I haven't been writing much lately. I'm really struggling. I know this will pass but man it really sucks. I've often read that other moms of special needs kids say they become better people because of the challenges that they face with their children. This isn't true for me although I wish it were. Being Oliver's mom makes me want to be a better person. But that isn't the same thing, is it? Being Oliver's mom just seems to magnify my short-comings. It shows me where I need to make improvements to BE a better person but it doesn't make me any more able to make those changes. I often find it ironic that the one critical trait that is so important for being a good mother to Oliver -- patience -- is the one thing that I most need in greater reserves.

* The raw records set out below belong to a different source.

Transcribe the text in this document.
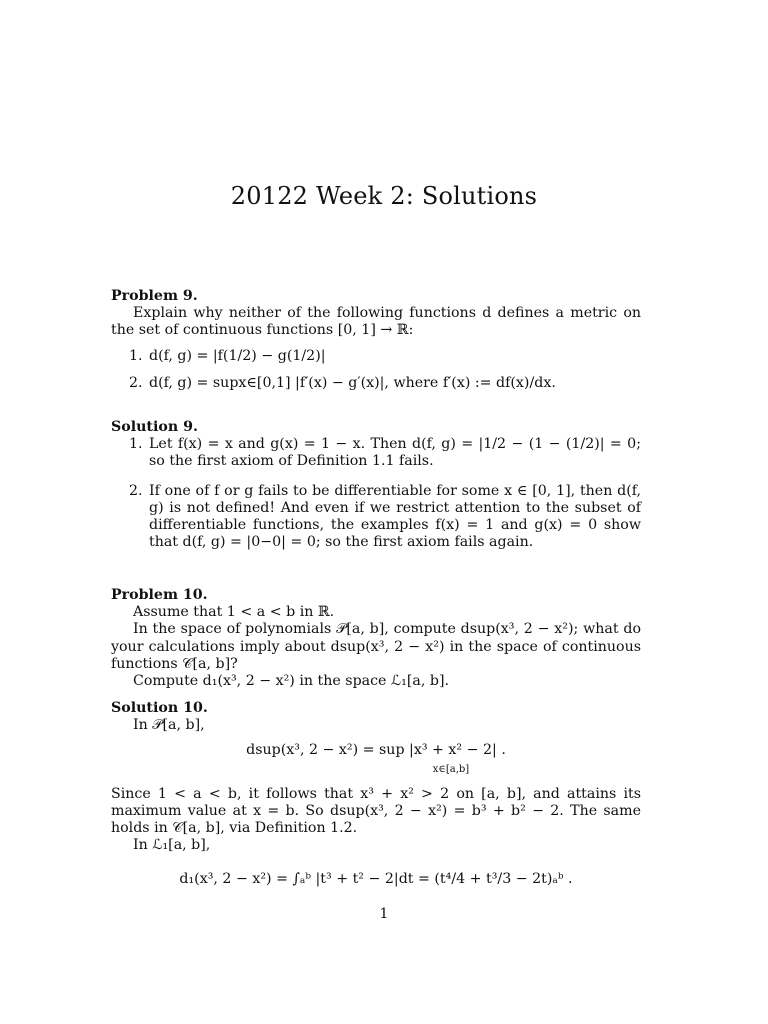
20122 Week 2: Solutions
Problem 9.
Explain why neither of the following functions d defines a metric on the set of continuous functions [0, 1] → ℝ:
1. d(f, g) = |f(1/2) − g(1/2)|
2. d(f, g) = supx∈[0,1] |f′(x) − g′(x)|, where f′(x) := df(x)/dx.
Solution 9.
1. Let f(x) = x and g(x) = 1 − x. Then d(f, g) = |1/2 − (1 − (1/2)| = 0; so the first axiom of Definition 1.1 fails.
2. If one of f or g fails to be differentiable for some x ∈ [0, 1], then d(f, g) is not defined! And even if we restrict attention to the subset of differentiable functions, the examples f(x) = 1 and g(x) = 0 show that d(f, g) = |0−0| = 0; so the first axiom fails again.
Problem 10.
Assume that 1 < a < b in ℝ.
In the space of polynomials 𝒫[a, b], compute dsup(x³, 2 − x²); what do your calculations imply about dsup(x³, 2 − x²) in the space of continuous functions 𝒞[a, b]?
Compute d₁(x³, 2 − x²) in the space ℒ₁[a, b].
Solution 10.
In 𝒫[a, b],
dsup(x³, 2 − x²) = sup |x³ + x² − 2| .
x∈[a,b]
Since 1 < a < b, it follows that x³ + x² > 2 on [a, b], and attains its maximum value at x = b. So dsup(x³, 2 − x²) = b³ + b² − 2. The same holds in 𝒞[a, b], via Definition 1.2.
In ℒ₁[a, b],
d₁(x³, 2 − x²) = ∫ₐᵇ |t³ + t² − 2|dt = (t⁴/4 + t³/3 − 2t)ₐᵇ .
1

Oliver is doing so incredibly well these days and I've said before that I think we are on the right track for him and for our family. I still feel that way. But the thing about RDI is that in order to progress, Oliver needs to be kept right at the edge of his competency. And he needs to have just the right degree of challenge and motivation. So when we start something new it is a delicate balance -- I want him to be challenged and successful -- but if I don't get it right there is a high degree of frustration for everyone. I haven't been getting it right. And the more I don't get it right the more effort it takes for me to want to try again. But the very worst part is that I know this is exactly how Oliver must feel everytime I don't get it right. It is a vicious circle.
Not to end on a completely down note, though: we went for another hike today to the very same place I described in my last post. I took the camera this time and got lots of great pictures. Now if I can only figure out how to download them I will try to post a few. I think I have about 270 pictures on the camera since we bought it in December though so it may take me some time to wade through them.